The event finished with a drink reception and the launch of Performance and VR Practice special issue, IJPADM. Prof. Sophy Smith guided us through the special issue and presented a summary of the articles and talked about the experience of completing this work. Co-conveners announced that a call for papers will be circulated for a forthcoming Performance and New Technologies affiliated issue with the IJPADM for publication on 2020.  

Types of contributions (papers, performances, workshops, etc.)
Paper presentations, practical-demo, a special issue launch and a VR live one-to-one performance

Number of Delegates: 17 (including 3 invited speakers)

How many were new to TaPRA? 10

Did you have any non-UK participants?
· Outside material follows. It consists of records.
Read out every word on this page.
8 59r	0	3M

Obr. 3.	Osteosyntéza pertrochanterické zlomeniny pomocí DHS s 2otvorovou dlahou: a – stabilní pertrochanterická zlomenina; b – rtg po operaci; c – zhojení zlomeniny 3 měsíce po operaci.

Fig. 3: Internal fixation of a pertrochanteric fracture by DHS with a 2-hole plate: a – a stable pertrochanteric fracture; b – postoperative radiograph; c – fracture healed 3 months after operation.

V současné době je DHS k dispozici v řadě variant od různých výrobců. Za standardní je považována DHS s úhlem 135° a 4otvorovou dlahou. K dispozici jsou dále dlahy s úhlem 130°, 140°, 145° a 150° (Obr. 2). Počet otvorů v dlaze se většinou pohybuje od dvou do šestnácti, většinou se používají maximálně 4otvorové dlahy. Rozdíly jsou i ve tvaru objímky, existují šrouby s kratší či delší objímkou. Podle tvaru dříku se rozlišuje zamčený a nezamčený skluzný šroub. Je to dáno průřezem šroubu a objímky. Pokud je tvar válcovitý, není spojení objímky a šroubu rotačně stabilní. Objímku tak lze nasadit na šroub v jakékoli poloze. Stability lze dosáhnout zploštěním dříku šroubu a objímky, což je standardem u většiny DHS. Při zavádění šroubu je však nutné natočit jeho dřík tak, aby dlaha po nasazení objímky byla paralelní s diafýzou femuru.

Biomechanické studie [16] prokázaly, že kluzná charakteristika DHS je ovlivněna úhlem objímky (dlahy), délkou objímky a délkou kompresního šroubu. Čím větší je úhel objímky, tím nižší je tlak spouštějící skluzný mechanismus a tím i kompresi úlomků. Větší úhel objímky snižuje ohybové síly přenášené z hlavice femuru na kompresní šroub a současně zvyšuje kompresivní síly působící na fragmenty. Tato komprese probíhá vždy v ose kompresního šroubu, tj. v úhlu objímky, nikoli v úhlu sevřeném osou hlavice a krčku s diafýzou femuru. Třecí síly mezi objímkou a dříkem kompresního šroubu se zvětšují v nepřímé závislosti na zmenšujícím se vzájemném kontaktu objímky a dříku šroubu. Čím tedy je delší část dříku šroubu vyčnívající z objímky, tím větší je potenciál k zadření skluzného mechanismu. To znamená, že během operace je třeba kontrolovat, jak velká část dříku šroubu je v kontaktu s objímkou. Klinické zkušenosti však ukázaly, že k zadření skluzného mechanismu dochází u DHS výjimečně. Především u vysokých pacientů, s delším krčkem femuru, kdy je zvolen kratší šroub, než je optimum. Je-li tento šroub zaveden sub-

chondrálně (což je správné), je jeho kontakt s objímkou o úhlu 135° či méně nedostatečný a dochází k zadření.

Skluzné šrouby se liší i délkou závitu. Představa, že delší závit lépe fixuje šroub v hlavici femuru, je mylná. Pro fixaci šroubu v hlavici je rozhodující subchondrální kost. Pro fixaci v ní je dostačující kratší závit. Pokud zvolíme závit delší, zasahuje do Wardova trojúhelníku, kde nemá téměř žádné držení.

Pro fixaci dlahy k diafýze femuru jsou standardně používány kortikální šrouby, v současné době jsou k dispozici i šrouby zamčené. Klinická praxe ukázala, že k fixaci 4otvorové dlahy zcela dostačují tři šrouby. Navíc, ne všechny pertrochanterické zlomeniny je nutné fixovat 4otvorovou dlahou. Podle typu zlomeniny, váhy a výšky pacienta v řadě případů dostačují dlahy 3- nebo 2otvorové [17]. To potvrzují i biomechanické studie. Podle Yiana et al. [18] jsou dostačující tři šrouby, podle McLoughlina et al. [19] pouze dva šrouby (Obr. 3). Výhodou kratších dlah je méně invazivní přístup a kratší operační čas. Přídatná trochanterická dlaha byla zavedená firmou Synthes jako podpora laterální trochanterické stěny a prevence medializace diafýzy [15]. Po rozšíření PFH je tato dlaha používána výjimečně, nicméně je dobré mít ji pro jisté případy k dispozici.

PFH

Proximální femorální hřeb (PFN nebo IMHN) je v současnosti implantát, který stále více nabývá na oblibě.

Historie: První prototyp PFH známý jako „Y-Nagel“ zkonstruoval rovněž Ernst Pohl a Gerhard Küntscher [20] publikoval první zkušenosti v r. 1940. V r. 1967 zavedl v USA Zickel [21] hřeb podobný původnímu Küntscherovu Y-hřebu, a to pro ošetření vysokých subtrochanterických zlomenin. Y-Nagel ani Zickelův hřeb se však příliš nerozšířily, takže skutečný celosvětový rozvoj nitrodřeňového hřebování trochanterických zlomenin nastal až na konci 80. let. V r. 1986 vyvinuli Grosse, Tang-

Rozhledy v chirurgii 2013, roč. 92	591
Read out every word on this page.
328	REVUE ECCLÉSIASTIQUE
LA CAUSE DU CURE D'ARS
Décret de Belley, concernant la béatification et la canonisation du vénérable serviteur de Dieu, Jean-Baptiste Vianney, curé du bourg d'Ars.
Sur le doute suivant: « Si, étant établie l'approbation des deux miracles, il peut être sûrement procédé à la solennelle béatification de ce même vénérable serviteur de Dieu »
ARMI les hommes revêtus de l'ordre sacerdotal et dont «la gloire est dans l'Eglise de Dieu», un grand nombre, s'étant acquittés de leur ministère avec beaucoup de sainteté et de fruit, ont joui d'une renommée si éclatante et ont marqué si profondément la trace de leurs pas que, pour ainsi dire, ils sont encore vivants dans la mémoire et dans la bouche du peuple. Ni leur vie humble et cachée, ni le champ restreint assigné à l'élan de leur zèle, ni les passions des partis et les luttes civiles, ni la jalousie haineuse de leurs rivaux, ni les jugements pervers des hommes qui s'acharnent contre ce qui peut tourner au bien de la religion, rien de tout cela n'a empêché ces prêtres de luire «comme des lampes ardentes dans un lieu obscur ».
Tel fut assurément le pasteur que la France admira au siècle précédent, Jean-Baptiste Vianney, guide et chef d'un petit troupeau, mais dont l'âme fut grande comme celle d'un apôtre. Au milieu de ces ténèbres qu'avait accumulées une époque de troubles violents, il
No

Any additional points or feedback not covered above?

We used the following Twitter hashtag: #perfnewtech

Please see here for further details and pictures: https://mmd.research.southwales.ac.uk/news-and-events/events/immersive-and-interactive-technologies-and-live-performance-vrarmr-practices/

Overall budget awarded: £599

Amount spent: £599

Breakdown of costs:

£250 for invited keynote. ZU-UK invoiced USW £500 (including VAT). To be paid half/half between TaPRA and MMD.

£59 for drink reception.

£50 to support travel for PhD student Kerryn Wise.

£50 to support travel for PhD student Eleni Kolliopoulou.

Up to £190 to support travel and accommodation for invited speaker Prof. Sophy Smith, tbc.